Most importantly, Kim is poised to win the golden glove because he’s ready to win the hearts and minds of the voters. 1He is in a much different position than he was just a few years ago.
Last month, Baseball America (BA) ranked him No. 1 as the best second baseman in the National League, ahead of the likes of Nico Horner (Chicago Cubs) and A.J. Albies (Atlanta Braves) in a survey of managers, scouts, and officials. Major League Baseball’s “experts” recognized Kim’s potential and ability. In particular, it was a significant vote because he was recognized solely for his defense, not his offense or batting average.
Local media outlets have also been covering Kim’s performance. MLB.com, which covered the best second basemen late in the season, wrote, “Kim is the most valuable player on the team, and he’s playing solid defense. He set career highs in batting average, slugging percentage, on-base percentage, OPS, and home runs.”
In July, Japanese baseball publication Full Count wrote, “There are many voices calling for Kim to be undervalued. He may not be a great hitter, but he contributes greatly as the No. 1 defense in the major leagues. His dWAR, a defensive metric, is the highest in the major leagues.” “He has also shown growth in his batting this season.

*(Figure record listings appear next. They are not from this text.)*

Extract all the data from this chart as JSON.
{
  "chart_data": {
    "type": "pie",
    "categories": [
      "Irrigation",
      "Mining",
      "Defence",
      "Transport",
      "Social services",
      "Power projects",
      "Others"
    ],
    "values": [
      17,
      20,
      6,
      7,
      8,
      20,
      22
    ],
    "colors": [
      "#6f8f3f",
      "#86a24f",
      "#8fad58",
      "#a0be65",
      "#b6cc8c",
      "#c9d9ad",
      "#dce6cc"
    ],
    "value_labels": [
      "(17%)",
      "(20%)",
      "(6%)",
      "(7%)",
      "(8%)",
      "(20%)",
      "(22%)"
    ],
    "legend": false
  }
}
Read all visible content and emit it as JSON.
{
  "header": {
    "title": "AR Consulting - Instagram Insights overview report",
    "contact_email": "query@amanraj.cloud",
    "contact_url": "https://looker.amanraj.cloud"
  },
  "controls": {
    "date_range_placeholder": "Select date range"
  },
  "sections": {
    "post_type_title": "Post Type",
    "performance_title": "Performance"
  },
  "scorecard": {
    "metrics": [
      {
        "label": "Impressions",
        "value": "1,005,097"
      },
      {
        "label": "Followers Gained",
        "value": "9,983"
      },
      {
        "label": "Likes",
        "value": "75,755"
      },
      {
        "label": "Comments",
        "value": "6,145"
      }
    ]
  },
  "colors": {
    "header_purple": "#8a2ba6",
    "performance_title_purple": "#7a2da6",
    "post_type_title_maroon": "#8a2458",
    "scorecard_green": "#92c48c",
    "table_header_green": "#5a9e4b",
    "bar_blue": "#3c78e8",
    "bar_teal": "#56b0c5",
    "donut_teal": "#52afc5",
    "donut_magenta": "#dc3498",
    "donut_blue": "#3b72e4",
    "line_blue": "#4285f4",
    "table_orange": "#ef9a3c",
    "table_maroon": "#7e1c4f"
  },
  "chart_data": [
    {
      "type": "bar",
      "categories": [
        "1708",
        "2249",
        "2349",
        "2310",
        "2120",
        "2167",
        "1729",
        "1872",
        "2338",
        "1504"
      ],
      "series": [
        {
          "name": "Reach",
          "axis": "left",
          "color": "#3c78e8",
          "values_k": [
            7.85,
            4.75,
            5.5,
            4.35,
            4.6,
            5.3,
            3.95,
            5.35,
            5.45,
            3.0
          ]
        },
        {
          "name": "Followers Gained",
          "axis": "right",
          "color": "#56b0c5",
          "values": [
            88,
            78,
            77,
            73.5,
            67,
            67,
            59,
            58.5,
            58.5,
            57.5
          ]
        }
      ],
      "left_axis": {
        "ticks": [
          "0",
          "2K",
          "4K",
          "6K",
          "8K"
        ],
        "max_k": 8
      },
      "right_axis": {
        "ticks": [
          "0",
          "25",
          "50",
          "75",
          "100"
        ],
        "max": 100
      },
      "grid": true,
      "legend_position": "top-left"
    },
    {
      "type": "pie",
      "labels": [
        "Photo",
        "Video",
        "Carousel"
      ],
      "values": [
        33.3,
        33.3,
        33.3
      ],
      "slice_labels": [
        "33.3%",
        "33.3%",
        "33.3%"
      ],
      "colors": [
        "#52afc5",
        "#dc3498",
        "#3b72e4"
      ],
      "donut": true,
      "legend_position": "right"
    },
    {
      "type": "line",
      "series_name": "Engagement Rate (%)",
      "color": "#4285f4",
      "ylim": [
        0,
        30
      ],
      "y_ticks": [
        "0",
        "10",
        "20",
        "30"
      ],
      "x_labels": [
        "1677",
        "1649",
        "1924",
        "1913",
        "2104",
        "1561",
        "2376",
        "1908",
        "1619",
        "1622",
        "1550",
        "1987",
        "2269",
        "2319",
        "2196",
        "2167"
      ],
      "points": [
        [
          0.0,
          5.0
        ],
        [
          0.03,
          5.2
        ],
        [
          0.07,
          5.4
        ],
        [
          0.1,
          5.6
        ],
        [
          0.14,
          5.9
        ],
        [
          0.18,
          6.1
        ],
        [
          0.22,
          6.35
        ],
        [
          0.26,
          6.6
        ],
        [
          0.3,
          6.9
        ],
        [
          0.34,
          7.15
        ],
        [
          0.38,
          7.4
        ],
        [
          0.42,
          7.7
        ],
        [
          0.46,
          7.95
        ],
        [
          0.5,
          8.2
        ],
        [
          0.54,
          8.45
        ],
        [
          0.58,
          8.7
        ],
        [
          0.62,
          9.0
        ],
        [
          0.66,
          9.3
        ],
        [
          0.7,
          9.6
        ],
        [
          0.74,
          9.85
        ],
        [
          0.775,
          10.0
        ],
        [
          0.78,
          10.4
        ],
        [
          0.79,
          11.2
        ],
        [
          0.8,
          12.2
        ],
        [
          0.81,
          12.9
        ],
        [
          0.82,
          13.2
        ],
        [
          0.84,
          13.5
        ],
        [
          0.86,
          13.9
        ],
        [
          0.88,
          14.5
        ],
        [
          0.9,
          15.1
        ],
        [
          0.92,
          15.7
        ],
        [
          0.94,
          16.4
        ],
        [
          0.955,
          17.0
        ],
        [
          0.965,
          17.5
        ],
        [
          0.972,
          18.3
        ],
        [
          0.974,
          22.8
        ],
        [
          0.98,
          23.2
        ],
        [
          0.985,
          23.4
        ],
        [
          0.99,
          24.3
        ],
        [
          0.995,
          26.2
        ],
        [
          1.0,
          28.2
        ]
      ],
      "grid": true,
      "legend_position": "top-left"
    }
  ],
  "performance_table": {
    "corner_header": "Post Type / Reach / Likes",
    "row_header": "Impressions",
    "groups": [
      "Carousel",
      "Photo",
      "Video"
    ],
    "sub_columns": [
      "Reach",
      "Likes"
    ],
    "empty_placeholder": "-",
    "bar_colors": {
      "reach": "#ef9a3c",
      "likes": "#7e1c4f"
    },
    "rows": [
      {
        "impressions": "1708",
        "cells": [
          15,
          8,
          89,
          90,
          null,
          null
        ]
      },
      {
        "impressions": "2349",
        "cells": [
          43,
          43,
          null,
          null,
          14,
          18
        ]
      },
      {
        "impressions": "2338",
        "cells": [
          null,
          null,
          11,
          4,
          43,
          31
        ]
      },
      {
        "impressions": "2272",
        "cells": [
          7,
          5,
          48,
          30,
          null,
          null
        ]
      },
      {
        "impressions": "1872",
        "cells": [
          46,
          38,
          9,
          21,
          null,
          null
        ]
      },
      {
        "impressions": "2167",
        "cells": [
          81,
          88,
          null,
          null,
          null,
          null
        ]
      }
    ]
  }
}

He had a disappointing outing at the WBC for Korea in March, but in the major leagues, he is making his presence felt in San Diego, where there are a lot of big names.”
Kim’s teammates, who watched him more closely than anyone else, were also serious about his golden glove challenge. “Certain players are going to be recognized for what they’ve done in the past, not what the numbers say, and it’s definitely going to be his year,” said starting infielder Manny Machado, according to The Athletic.
To date, not a single Korean big leaguer has won a Gold Glove, even when the category is expanded to include “Asian infielders. Only Japanese outfielder Ichiro Suzuki won the Gold Glove for 10 consecutive years starting in 2001. Whether or not Kim makes history will be revealed on June 6.